Why your streetlights won’t be replaced by glowing trees any time soon

Ars Technica » Scientific Method 2013-04-30

Luciferase already works in plants. Good luck trying to read a book with it, though.

Could we eventually do away with streetlights and have our neighborhoods bathed in the diffuse glow of self-lit trees? That's the premise behind a new Kickstarter campaign that has been featured on TXNOLOGIST and Slashdot. As of this writing, the project has already received more than double its goal of $65,000, with each donor being promised a glowing plant. Long-term, the project's leaders hope to expand out to trees, which is why their promotional video talks about doing away with streetlights.

There's just one small problem: as planned, the plants won't glow. At least not without a fertilizer that costs $200 a gram. Even if the team were to overcome this hitch, trees would probably never generate enough light to do away with a street lamp.

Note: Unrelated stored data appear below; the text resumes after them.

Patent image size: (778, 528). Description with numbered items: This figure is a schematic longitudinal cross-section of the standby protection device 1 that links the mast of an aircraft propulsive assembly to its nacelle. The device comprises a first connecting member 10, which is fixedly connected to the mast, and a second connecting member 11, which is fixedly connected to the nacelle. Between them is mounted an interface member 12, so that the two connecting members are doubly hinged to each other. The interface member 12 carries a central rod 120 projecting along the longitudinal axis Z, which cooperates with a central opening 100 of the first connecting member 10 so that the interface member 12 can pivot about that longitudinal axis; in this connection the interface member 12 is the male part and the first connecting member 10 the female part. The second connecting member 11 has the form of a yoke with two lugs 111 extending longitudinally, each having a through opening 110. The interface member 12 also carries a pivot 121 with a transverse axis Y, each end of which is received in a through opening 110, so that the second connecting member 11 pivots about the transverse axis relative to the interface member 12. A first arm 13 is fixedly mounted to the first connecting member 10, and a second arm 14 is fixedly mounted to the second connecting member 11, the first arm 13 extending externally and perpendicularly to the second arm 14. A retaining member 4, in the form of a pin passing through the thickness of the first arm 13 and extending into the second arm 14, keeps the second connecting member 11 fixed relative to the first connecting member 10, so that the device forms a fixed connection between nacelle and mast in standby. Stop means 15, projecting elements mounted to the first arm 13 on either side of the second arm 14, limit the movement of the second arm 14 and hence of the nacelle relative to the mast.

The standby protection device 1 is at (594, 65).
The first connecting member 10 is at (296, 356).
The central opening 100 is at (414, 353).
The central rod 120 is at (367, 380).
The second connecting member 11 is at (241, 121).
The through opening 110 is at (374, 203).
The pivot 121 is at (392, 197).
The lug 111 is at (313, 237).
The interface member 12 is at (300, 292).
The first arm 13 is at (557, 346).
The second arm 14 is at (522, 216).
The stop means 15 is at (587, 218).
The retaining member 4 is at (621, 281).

If you follow the biosciences, you'd be forgiven for thinking that glowing creatures were a dime a dozen. For example, researchers are regularly creating glow-in-the-dark mice and fish, and the technique has been used in a variety of species. But all of this work relies on the green fluorescent protein (GFP) and its relatives, which glow in other colors. GFP is great, and it's truly worthy of the Nobel Prize in Chemistry that its development was awarded. But bioluminescent animals only glow in the sense that black light posters do: they require UV light to excite the molecule, which then releases energy in the visible spectrum.